A 134-year-old hotel in Western Australia’s wheatbelt that was restored by a group of farmers has been recognised with a heritage award.
The Imperial Homestead in York, just over an hour east of Perth, had been empty for almost five years when 10 local friends decided to buy it.
After a 14-month restoration, the pub reopened in late 2018 and was acknowledged this year with a runner-up gong in the heritage tourism product category at the WA Heritage Awards.
Co-owner Joanne Russell, who joked that the decision to buy the pub together was made after “we probably drank too much wine and beer”, said receiving the commendation was “wonderful”, even though the usual awards night couldn’t go ahead this year because of COVID-19-related restrictions.
Ms Russell and her fellow co-owners – husband Don, and friends Laurie and Jenny Fairclough, Ross and Riki Lister, Garry and Melanie Lawrance, and Mark and Shelley Fairclough – carried out most of the restoration themselves.
While they brought plenty of practical skills and experience to the job from working on farms, none had restored a heritage pub before and this meant a steep learning curve.
Ms Russell says the women all brought their A-game to the project. “We’ve all learned to tile and grout and pave.”
The Homestead’s grand facade offered plenty of charm but the interior of the two-storey building needed to be completely redone.
A new kitchen was installed, as were two bars – one downstairs and the balcony bar upstairs – with the bar tops and dining tables hand-crafted by Don Russell, a long-time timber craftsman and stonemason.

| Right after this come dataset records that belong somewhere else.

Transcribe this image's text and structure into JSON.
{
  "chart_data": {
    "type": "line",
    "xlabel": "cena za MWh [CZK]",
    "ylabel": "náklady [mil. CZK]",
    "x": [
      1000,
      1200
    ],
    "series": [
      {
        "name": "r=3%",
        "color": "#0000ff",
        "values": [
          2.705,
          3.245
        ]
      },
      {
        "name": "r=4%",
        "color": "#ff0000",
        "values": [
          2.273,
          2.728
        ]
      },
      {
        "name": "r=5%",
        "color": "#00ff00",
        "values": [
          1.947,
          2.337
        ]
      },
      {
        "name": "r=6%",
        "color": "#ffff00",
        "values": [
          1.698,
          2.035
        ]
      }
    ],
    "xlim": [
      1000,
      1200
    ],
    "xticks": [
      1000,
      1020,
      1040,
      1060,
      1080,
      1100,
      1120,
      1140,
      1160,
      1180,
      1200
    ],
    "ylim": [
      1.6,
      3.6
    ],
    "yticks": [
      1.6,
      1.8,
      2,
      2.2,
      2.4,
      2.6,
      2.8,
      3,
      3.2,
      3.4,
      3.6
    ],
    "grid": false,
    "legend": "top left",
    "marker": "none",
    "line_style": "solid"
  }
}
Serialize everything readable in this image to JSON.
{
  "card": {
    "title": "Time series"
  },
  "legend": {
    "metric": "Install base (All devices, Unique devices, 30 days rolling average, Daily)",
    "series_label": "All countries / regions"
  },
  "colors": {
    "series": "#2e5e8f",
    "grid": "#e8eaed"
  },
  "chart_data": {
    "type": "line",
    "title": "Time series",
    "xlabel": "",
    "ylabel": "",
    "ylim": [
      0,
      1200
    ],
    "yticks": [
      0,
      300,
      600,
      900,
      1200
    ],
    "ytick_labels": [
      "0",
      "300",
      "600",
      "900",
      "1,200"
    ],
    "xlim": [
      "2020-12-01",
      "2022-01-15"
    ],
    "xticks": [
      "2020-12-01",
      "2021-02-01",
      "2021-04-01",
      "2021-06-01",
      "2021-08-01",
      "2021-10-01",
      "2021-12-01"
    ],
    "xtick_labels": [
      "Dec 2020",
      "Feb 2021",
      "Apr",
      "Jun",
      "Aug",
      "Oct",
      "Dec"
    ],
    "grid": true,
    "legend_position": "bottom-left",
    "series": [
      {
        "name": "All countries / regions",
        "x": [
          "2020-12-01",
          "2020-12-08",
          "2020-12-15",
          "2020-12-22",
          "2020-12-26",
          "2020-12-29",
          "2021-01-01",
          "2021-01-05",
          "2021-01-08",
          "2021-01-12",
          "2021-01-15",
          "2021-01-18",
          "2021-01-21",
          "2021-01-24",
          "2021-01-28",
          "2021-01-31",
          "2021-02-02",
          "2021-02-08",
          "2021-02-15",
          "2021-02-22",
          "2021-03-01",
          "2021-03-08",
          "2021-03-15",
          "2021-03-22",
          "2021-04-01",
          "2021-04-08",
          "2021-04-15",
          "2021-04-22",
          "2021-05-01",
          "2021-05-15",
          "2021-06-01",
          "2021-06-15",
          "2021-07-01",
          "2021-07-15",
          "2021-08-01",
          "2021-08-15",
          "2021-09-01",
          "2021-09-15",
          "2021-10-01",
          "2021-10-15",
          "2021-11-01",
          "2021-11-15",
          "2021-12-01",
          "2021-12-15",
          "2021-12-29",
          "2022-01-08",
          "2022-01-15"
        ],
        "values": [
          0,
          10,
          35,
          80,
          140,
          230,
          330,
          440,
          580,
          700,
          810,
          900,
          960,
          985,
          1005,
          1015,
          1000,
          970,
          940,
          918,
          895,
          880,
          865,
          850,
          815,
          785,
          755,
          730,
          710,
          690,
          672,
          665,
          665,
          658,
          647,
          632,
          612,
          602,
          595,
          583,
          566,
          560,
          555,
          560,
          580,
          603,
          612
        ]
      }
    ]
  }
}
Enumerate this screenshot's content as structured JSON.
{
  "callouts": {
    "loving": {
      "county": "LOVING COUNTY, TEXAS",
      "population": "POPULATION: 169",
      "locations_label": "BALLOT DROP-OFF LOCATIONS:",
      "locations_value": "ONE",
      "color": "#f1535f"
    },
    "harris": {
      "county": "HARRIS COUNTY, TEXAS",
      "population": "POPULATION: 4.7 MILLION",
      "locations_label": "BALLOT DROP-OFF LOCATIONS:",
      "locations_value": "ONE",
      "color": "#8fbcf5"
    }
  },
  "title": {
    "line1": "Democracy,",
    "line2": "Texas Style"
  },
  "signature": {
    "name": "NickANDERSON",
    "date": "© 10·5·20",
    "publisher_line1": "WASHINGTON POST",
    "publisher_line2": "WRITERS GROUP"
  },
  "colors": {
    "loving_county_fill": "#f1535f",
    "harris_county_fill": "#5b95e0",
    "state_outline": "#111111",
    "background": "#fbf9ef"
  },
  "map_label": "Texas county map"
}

The extensive beer garden area also needed attention. Pavers were pulled up, cleaned and re-laid. Stone was brought in from the owners’ farms and used as the material for a boundary wall, a performance auditorium, and personalised posts to support shelter for the outdoor tables.
“Each owner had to bring in their own rock from their own farm and build their own rock pillar, and there’s little plaques on each, [naming] each farm,” Ms Russell said.
For visitors staying in York, the Homestead offers accommodation of a rare type. Back in the hotel’s early days patrons were divided according to class, and “second-class citizens” were sent outside the main building to smaller rooms lining the courtyard, which have now been restored for guests.
Ms Russell said the four units were some of the last remaining examples of that accommodation style in use in Australia. Refurbished and repainted, they’re “not so second-class now”.
The owners had hoped the revamped Homestead would be a drawcard for visitors to their small town (York’s population was 2548 in the 2016 census) and Russell says so far, it has.
“Prior to COVID we had people from all over the world coming and staying with us – and coming back.”
After restrictions enforcing a period of takeaway food and beer only, business picked up again with many West Australians travelling locally. Ms Russell said the pub had been “inundated with travellers wanting to flock to the wheatbelt. Every day has been an influx of people coming – locals and tourists.”
WA heritage minister David Templeman said in a statement that he was “delighted” at the number of historic tourism destinations recognised in the WA Heritage Awards this year.
“Places such as the York Imperial Homestead Hotel have been a catalyst for attracting new visitors to regional areas and providing a unique tourism experience,” he said.
The awards have run since 1992 and highlight the people and projects contributing to conservation, preservation and interpretation of West Australian heritage.
This year’s winner in the Heritage Tourism Product category was the Cape Leeuwin Lighthouse Precinct, where a new interpretive centre has been developed through which visitors can hear stories about the lives of lighthouse keepers via interactive exhibits, films and kept artefacts.
The lighthouse, the tallest on mainland Australia, is located south of Augusta, on the state’s south-western coastline.
Joint runner-up alongside the Imperial Homestead was TIDES: Swan River Stories, an exhibition that explored the historical importance of Perth’s Derbarl Yerrigan Swan River to Aboriginal and Torres Strait Islanders and other cultural groups over time. The exhibition was held at Council House in Perth.